USDA ACCESSION NO.: 21011
SELECTION: Obtained by mass selection in an existing commercial yard of Late Cluster in the Yakima Valley, Washington, by C.E. Skotland in the late 1950's.
CULTIVAR: Late Cluster selection L16
PEDIGREE: Most likely a single plant selection from Late Cluster USDA 19208, grown commercially in the Yakima Valley.
PRIMARY SITE: USDA World Hop Cultivar Collection, OSU East Farm
ORIGIN: Single plant selection made at Prosser, WA in the late 1950's
DATE RECEIVED: 1957; USDA Accession No. assigned in 1969.
METHOD RECEIVED: Mass selection
AVAILABILITY: No restriction, commercial cultivar
REFERENCES: Skotland, C.B. Improvement of Cluster hops. Master Brewers Association of America (MBAA) Technical Quarterly 10(3): 119-122. 1973.
Romanko, R.R. In: Steiner's Guide to American Hops. S.S. Steiner Inc., New York, NY. 1973. Library of Congress Catalog Card No. 73-81457, pp. 25-27.
USDA-ARS Annual Report and Data Summary for Hop Res. 1969. pp. 7-8.
LEAF COLOR: Moderately dark green
DISEASES: Downy Mildew: susceptible
Verticillium wilt: resistant
VIGOR: Very good
YIELD: 1,800-2,200 lbs/acre
SIDEARM LENGTH: 15-36 inches
ALPHA ACIDS: 5.8% (10-year range 4.8-6.4%)
BETA ACIDS: 4.2% (10-year range 3.9-4.7%)
STORAGE STABILITY: Very good (retains 80-85% of original alpha acids after 6 months room temperature storage)
OIL: 0.5 ml/ 100 g
MAJOR TRAITS: high yield potential, very susceptible to downy mildew, excellent storage stability
OTHER INFORMATION: L 16 is one of several Cluster selections grown commercilly in the Yakima Valley, WA. Clusters are among the major hop cultivars grown in the United States, having excellent storage stability, good yield potential and medium alpha acids content.

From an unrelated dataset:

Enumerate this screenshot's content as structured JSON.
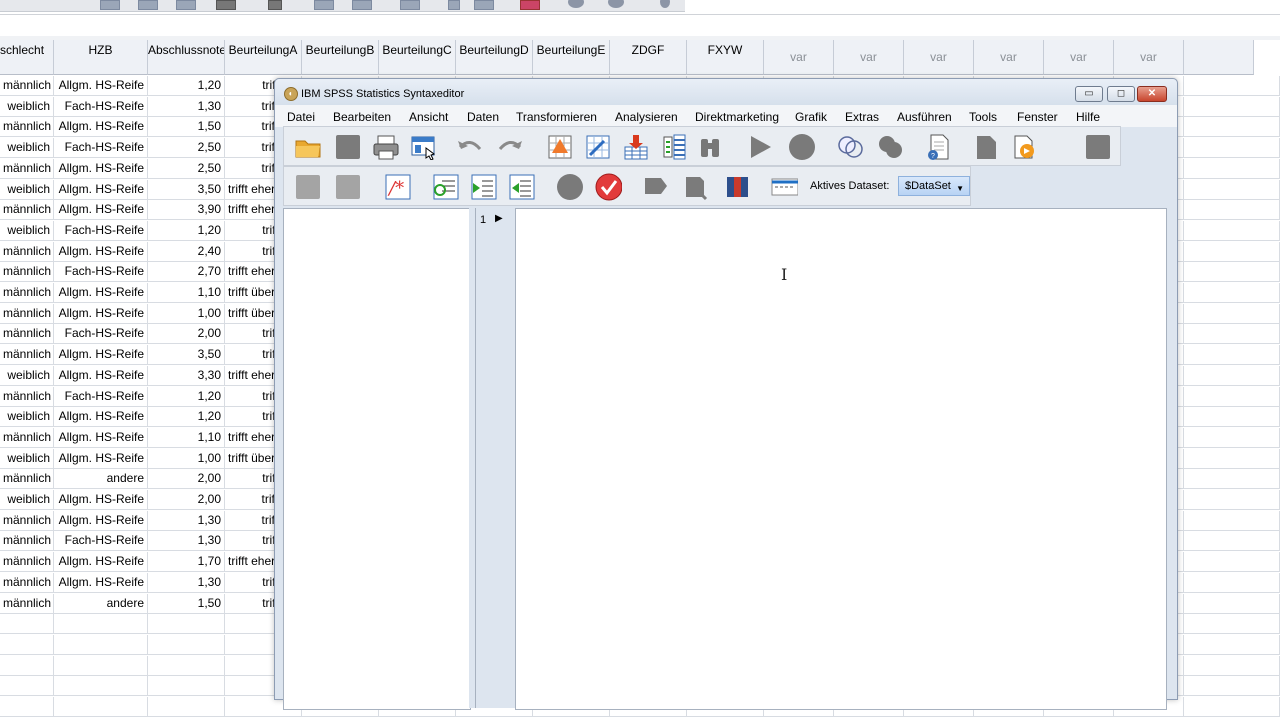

In recent years (1990s), Cluster acreage has declined in favor of super alpha hops, but Clusters are still a major export hop for American growers. This hop is a sister selection of L8 (USDA 65104), and Yakima Cluster (USDA 65102). All Cluster hops are interchangeable in brewing and quality.